Médecin à la retraite, Pierre Beck a été condamné à une peine pécuniaire avec sursis en 2020 pour avoir prescrit du pentobarbital à une femme de 86 ans en bonne santé qui souhaitait mourir en même temps que son mari gravement atteint.

La justice genevoise avait considéré que l'ancien vice-président d'Exit Suisse romande avait commis une infraction à la loi sur les produits thérapeutiques (LPTh), compte tenu des directives sur le suicide assisté édictées par l'Académie suisse des sciences médicales (ASSM).

Sur la liste des stupéfiants

Une majorité de trois juges contre deux s'est finalement dégagée en faveur de l'acceptation du recours et du renvoi à l'instance précédente. La Cour de justice du canton de Genève devra examiner si les actes de Pierre Beck ne constituent pas une infraction à la loi sur les stupéfiants (LStup). En effet, le pentobarbital figure sur la liste des stupéfiants.

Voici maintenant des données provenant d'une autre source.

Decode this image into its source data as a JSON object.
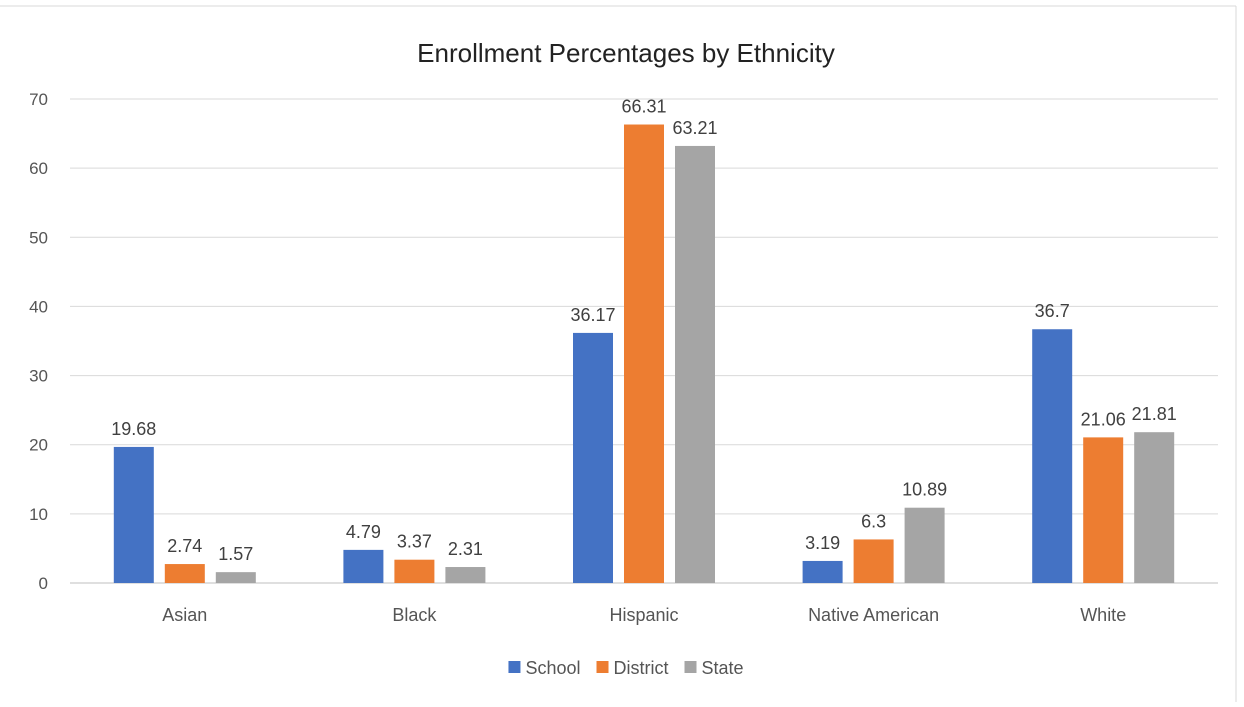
{
  "chart_data": {
    "type": "bar",
    "title": "Enrollment Percentages by Ethnicity",
    "xlabel": "",
    "ylabel": "",
    "ylim": [
      0,
      70
    ],
    "yticks": [
      0,
      10,
      20,
      30,
      40,
      50,
      60,
      70
    ],
    "grid": true,
    "legend_position": "bottom",
    "categories": [
      "Asian",
      "Black",
      "Hispanic",
      "Native American",
      "White"
    ],
    "series": [
      {
        "name": "School",
        "color": "#4472C4",
        "values": [
          19.68,
          4.79,
          36.17,
          3.19,
          36.7
        ]
      },
      {
        "name": "District",
        "color": "#ED7D31",
        "values": [
          2.74,
          3.37,
          66.31,
          6.3,
          21.06
        ]
      },
      {
        "name": "State",
        "color": "#A5A5A5",
        "values": [
          1.57,
          2.31,
          63.21,
          10.89,
          21.81
        ]
      }
    ]
  }
}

Au cours de l'audience, pas moins de quatre positions ont été défendues par les magistrats. Deux d'entre eux ont plaidé l'acquittement pur et simple du recourant, faute de base légale. Ils estimaient que ni la LPTh, ni la LStup, en tant que lois spéciales ne pouvaient fonder la répression d'un suicide assisté alors que l'art. 115 du Code pénal régit de manière exhaustive la problématique.

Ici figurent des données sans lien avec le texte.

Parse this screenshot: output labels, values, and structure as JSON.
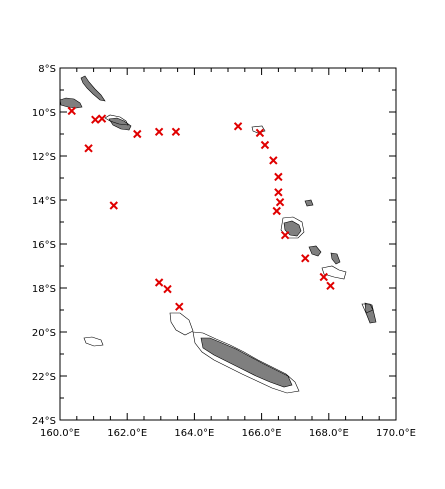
{
  "map": {
    "projection": "lat-lon",
    "lon_range": [
      160,
      170
    ],
    "lat_range": [
      -24,
      -8
    ],
    "marker_color": "#e00000",
    "land_color": "#7f7f7f",
    "x_ticks": [
      {
        "lon": 160,
        "label": "160.0°E"
      },
      {
        "lon": 162,
        "label": "162.0°E"
      },
      {
        "lon": 164,
        "label": "164.0°E"
      },
      {
        "lon": 166,
        "label": "166.0°E"
      },
      {
        "lon": 168,
        "label": "168.0°E"
      },
      {
        "lon": 170,
        "label": "170.0°E"
      }
    ],
    "y_ticks": [
      {
        "lat": -8,
        "label": "8°S"
      },
      {
        "lat": -10,
        "label": "10°S"
      },
      {
        "lat": -12,
        "label": "12°S"
      },
      {
        "lat": -14,
        "label": "14°S"
      },
      {
        "lat": -16,
        "label": "16°S"
      },
      {
        "lat": -18,
        "label": "18°S"
      },
      {
        "lat": -20,
        "label": "20°S"
      },
      {
        "lat": -22,
        "label": "22°S"
      },
      {
        "lat": -24,
        "label": "24°S"
      }
    ],
    "markers": [
      {
        "lon": 160.35,
        "lat": -9.95
      },
      {
        "lon": 161.05,
        "lat": -10.35
      },
      {
        "lon": 161.25,
        "lat": -10.3
      },
      {
        "lon": 160.85,
        "lat": -11.65
      },
      {
        "lon": 162.3,
        "lat": -11.0
      },
      {
        "lon": 162.95,
        "lat": -10.9
      },
      {
        "lon": 163.45,
        "lat": -10.9
      },
      {
        "lon": 165.3,
        "lat": -10.65
      },
      {
        "lon": 165.95,
        "lat": -10.95
      },
      {
        "lon": 166.1,
        "lat": -11.5
      },
      {
        "lon": 166.35,
        "lat": -12.2
      },
      {
        "lon": 166.5,
        "lat": -12.95
      },
      {
        "lon": 166.5,
        "lat": -13.65
      },
      {
        "lon": 166.55,
        "lat": -14.1
      },
      {
        "lon": 166.45,
        "lat": -14.5
      },
      {
        "lon": 166.7,
        "lat": -15.6
      },
      {
        "lon": 167.3,
        "lat": -16.65
      },
      {
        "lon": 167.85,
        "lat": -17.5
      },
      {
        "lon": 168.05,
        "lat": -17.9
      },
      {
        "lon": 161.6,
        "lat": -14.25
      },
      {
        "lon": 162.95,
        "lat": -17.75
      },
      {
        "lon": 163.2,
        "lat": -18.05
      },
      {
        "lon": 163.55,
        "lat": -18.85
      }
    ]
  }
}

Le législateur s'est abstenu

Selon cette disposition, seule l'assistance au suicide motivée par un mobile égoïste est répréhensible. Et le Code pénal ne fait pas de distinction d'auteur - qui peut être un médecin, un proche ou toute autre personne - ou de moyen. Les partisans de l'acquittement ont souligné que le Parlement a renoncé à légiférer plus avant dans ce domaine, malgré plusieurs propositions et une injonction de la Cour européenne des droits de l'homme (Cour EDH).

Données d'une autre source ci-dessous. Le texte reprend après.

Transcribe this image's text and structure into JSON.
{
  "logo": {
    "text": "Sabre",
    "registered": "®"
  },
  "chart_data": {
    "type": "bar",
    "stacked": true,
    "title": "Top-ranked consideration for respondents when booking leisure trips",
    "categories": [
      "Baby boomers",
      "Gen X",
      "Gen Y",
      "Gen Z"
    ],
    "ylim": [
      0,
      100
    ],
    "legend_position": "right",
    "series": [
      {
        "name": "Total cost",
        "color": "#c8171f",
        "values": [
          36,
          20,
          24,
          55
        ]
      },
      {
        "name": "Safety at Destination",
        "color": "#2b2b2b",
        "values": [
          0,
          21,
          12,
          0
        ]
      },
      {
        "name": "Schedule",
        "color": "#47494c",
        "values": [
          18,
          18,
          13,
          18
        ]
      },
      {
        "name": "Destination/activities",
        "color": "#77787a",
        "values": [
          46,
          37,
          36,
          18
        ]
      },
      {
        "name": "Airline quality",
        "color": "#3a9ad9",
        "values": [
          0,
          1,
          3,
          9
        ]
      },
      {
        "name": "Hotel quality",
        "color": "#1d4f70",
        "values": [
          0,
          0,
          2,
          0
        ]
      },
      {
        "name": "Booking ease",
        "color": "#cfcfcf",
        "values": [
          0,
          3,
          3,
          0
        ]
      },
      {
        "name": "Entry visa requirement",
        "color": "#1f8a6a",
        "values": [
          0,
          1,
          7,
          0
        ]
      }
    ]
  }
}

Une juge a défendu la position genevoise et proposé de rejeter le recours. Elle a souligné que, dans d'autres cas, il est admis que des lois spéciales soient complétées par des règles de déontologie. Un autre juge a pris les mêmes conclusions mais il s'est appuyé sur un arrêt rendu en 2011 par la Cour EDH. Cette dernière remarquait que, dans un système aussi libéral que celui de la Suisse, l'aide au suicide devait être encadrée par des règles claires.

Incertitude juridique

Dès lors que la Suisse n'a pas légiféré en la matière, ces deux juges ont estimé qu'il était toujours nécessaire de s'appuyer sur les directives de l'ASSM, même s'il s'agit là de normes édictées par une association privée. Un affranchissement de ces directives aboutirait à une incertitude juridique.

Enfin, la cinquième magistrate a défendu la position qui a finalement triomphé, soit le renvoi à la justice genevoise en vue d'un examen sous l'angle de la LStup. Elle a relevé que, selon l'ASSM elle-même, la prescription de pentobarbital dans le cadre d'un suicide assisté n'est pas un acte médical. Il n'y a donc pas lieu d'appliquer ses directives. Seule pourrait subsister la punissabilité en raison de la remise d'un produit stupéfiant.

Afin de départager ces différentes opinions, les juges ont procédé à deux tours de vote. Lors du premier, ils ont décidé à trois contre deux d'admettre le recours et lors du second de renvoyer la cause, toujours à trois contre deux.

Ces votes ont réuni des majorités de circonstance. En effet, les deux juges qui proposaient l'acquittement et leur collègue qui se prononçait pour le renvoi ont voté l'admission. Au second tour, ce sont les deux magistrats qui rejetaient le recours qui se sont ralliés à la juge favorable au renvoi.